Un meeting international sur la chasse à la baleine a cherché samedi à calmer les différends qui menaçaient de diviser l’organisation, mais n’a pas fait de progrès substantiels sur les questions clés, d’après un délégué.
Lors du meeting inter-session de la Commission Internationale de Chasse à la Baleine, les participants ont accepté de travailler plus pour parvenir à un consensus et réduire l’utilisation du vote qui tend à engendrer une confrontation, mais n’ont pas résolu la question clé qui est de savoir quel rôle la Commission Internationale pour la Chasse à la baleine devrait jouer.
« L’atmosphère était plus détendue que ce que nous pensions. La présence de trois grands négociateurs a vraiment aidé à se concentrer sur les questions clés » a déclaré le délégué.
« Mais les discussions ne se sont pas réellement approchées de la question centrale, à savoir si la Commission devrait permettre plus de chasse à la baleine ou devenir une organisation sérieuse de protection des animaux » a-t-il ajouté.
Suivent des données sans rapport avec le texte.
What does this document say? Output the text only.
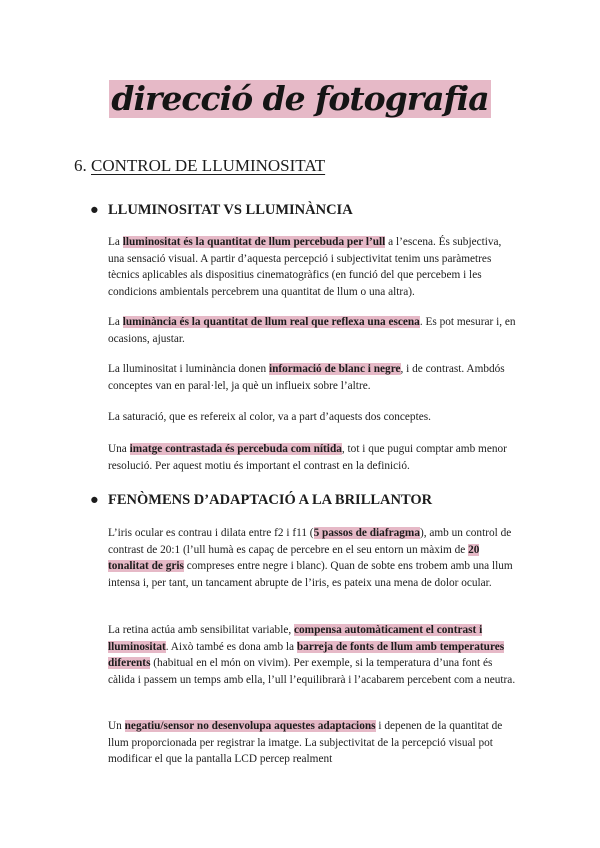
direcció de fotografia
6. CONTROL DE LLUMINOSITAT
● LLUMINOSITAT VS LLUMINÀNCIA

La lluminositat és la quantitat de llum percebuda per l’ull a l’escena. És subjectiva, una sensació visual. A partir d’aquesta percepció i subjectivitat tenim uns paràmetres tècnics aplicables als dispositius cinematogràfics (en funció del que percebem i les condicions ambientals percebrem una quantitat de llum o una altra).

La luminància és la quantitat de llum real que reflexa una escena. Es pot mesurar i, en ocasions, ajustar.

La lluminositat i luminància donen informació de blanc i negre, i de contrast. Ambdós conceptes van en paral·lel, ja què un influeix sobre l’altre.

La saturació, que es refereix al color, va a part d’aquests dos conceptes.

Una imatge contrastada és percebuda com nítida, tot i que pugui comptar amb menor resolució. Per aquest motiu és important el contrast en la definició.

● FENÒMENS D’ADAPTACIÓ A LA BRILLANTOR

L’iris ocular es contrau i dilata entre f2 i f11 (5 passos de diafragma), amb un control de contrast de 20:1 (l’ull humà es capaç de percebre en el seu entorn un màxim de 20 tonalitat de gris compreses entre negre i blanc). Quan de sobte ens trobem amb una llum intensa i, per tant, un tancament abrupte de l’iris, es pateix una mena de dolor ocular.

La retina actúa amb sensibilitat variable, compensa automàticament el contrast i lluminositat. Això també es dona amb la barreja de fonts de llum amb temperatures diferents (habitual en el món on vivim). Per exemple, si la temperatura d’una font és càlida i passem un temps amb ella, l’ull l’equilibrarà i l’acabarem percebent com a neutra.

Un negatiu/sensor no desenvolupa aquestes adaptacions i depenen de la quantitat de llum proporcionada per registrar la imatge. La subjectivitat de la percepció visual pot modificar el que la pantalla LCD percep realment
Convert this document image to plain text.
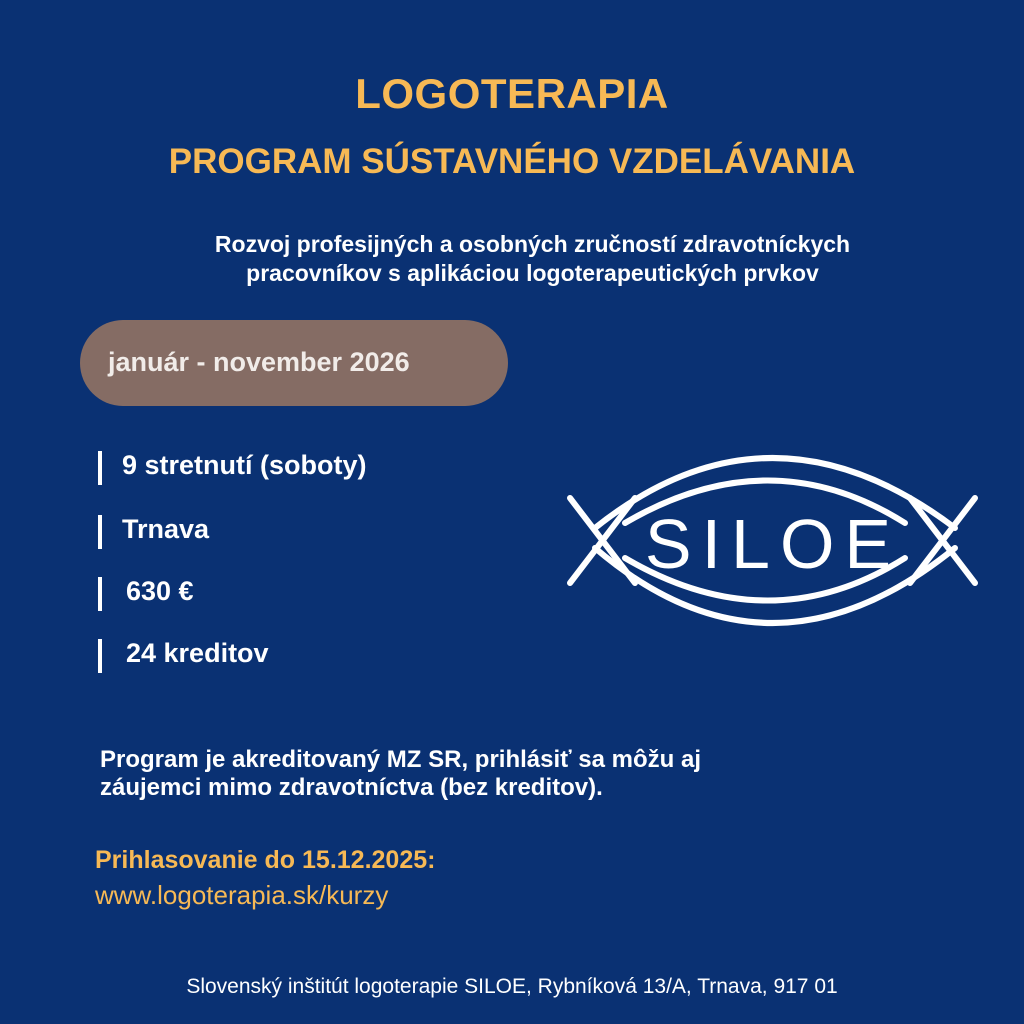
LOGOTERAPIA
PROGRAM SÚSTAVNÉHO VZDELÁVANIA
Rozvoj profesijných a osobných zručností zdravotníckych
pracovníkov s aplikáciou logoterapeutických prvkov
január - november 2026
9 stretnutí (soboty)
Trnava
630 €
24 kreditov
SILOE
Program je akreditovaný MZ SR, prihlásiť sa môžu aj
záujemci mimo zdravotníctva (bez kreditov).
Prihlasovanie do 15.12.2025:
www.logoterapia.sk/kurzy
Slovenský inštitút logoterapie SILOE, Rybníková 13/A, Trnava, 917 01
Le meeting a incité les militants anti-chasse à la baleine à se montrer moins agressifs dans leurs actions en mer –cet appel visant principalement le groupe Sea Shepherd Conservation Society, dont le bateau a été impliqué plusieurs fois dans des affrontements avec les chasseurs japonais dans l’Antarctique.
« Le meeting a demandé au groupe Sea Shepherd Conservation Society de réfrener ses actions dangereuses qui menacent la sécurité en mer, et aux navires et aux équipages concernés de se restreindre » a-t-il ajouté.
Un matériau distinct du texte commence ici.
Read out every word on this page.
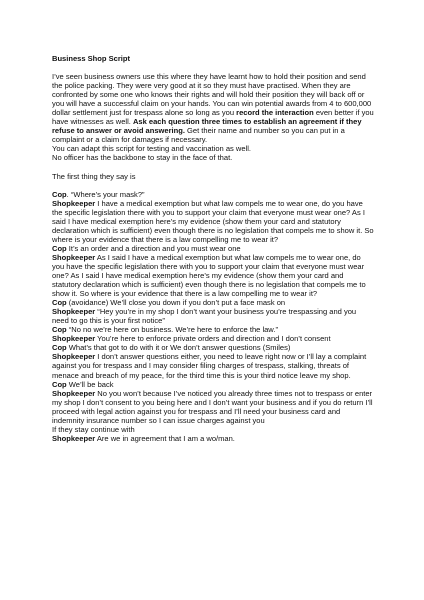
Business Shop Script
I’ve seen business owners use this where they have learnt how to hold their position and send the police packing. They were very good at it so they must have practised. When they are confronted by some one who knows their rights and will hold their position they will back off or you will have a successful claim on your hands. You can win potential awards from 4 to 600,000 dollar settlement just for trespass alone so long as you record the interaction even better if you have witnesses as well. Ask each question three times to establish an agreement if they refuse to answer or avoid answering. Get their name and number so you can put in a complaint or a claim for damages if necessary.
You can adapt this script for testing and vaccination as well.
No officer has the backbone to stay in the face of that.
The first thing they say is
Cop. “Where’s your mask?”
Shopkeeper I have a medical exemption but what law compels me to wear one, do you have the specific legislation there with you to support your claim that everyone must wear one? As I said I have medical exemption here’s my evidence (show them your card and statutory declaration which is sufficient) even though there is no legislation that compels me to show it. So where is your evidence that there is a law compelling me to wear it?
Cop It’s an order and a direction and you must wear one
Shopkeeper As I said I have a medical exemption but what law compels me to wear one, do you have the specific legislation there with you to support your claim that everyone must wear one? As I said I have medical exemption here’s my evidence (show them your card and statutory declaration which is sufficient) even though there is no legislation that compels me to show it. So where is your evidence that there is a law compelling me to wear it?
Cop (avoidance) We’ll close you down if you don’t put a face mask on
Shopkeeper “Hey you’re in my shop I don’t want your business you’re trespassing and you need to go this is your first notice”
Cop “No no we’re here on business. We’re here to enforce the law.”
Shopkeeper You’re here to enforce private orders and direction and I don’t consent
Cop What’s that got to do with it or We don’t answer questions (Smiles)
Shopkeeper I don’t answer questions either, you need to leave right now or I’ll lay a complaint against you for trespass and I may consider filing charges of trespass, stalking, threats of menace and breach of my peace, for the third time this is your third notice leave my shop.
Cop We’ll be back
Shopkeeper No you won’t because I’ve noticed you already three times not to trespass or enter my shop I don’t consent to you being here and I don’t want your business and if you do return I’ll proceed with legal action against you for trespass and I’ll need your business card and indemnity insurance number so I can issue charges against you
If they stay continue with
Shopkeeper Are we in agreement that I am a wo/man.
« La Commission et ses gouvernements membres n’excusent pas et condamnent toute action qui met en danger la vie humaine et la propriété » a-t-il indiqué.
Le meeting à huit clos de trois jours a été demandé après le dernier meeting total des 78 membres de la Commission à Anchorage en Alaska en mai dernier, au cours duquel le Japon avait menacé de démissionner parce qu’il n’avait pas reçu l’autorisation pour permettre une chasse à la baleine côtière limitée.
Le chasse à la baleine commerciale a été décrétée illégale en 1986 après une chute radicale des effectifs des baleines, en conséquence de la chasse à la baleine industrielle.
Le Japon, qui mène actuellement un grand programme scientifique de chasse à la baleine, qui n’est qu’une couverture selon les groupes de protection des animaux, a fait beaucoup d’efforts pour que l’interdiction soit annulée.
Les pro-chasse à la baleine sont aussi véhéments que les groupes de protestation contre la chasse à la baleine, menés par la Grande-Bretagne et l’Australie, qui veulent une protection totale des baleines.
« La Commission Internationale pour la Chasse à la baleine a montré ces dernières années de plus en plus de signes de polarisation et est maintenant dans une impasse. C’est pourquoi le meeting annuel d’Anchorage l’année dernière a décidé d’organiser ce meeting de Londres » a déclaré le président de la Commission, William Hogarth.
« Des discussions intensives ont fait suite à la présentation de la situation par les experts extérieurs, et ont isolé un certain nombre de questions que la Commission examinera afin d’améliorer ses procédures » a-t-il ajouté.
Les deux camps opposés se rencontreront à nouveau en juin à Santagio pour une séance complète de la Commission.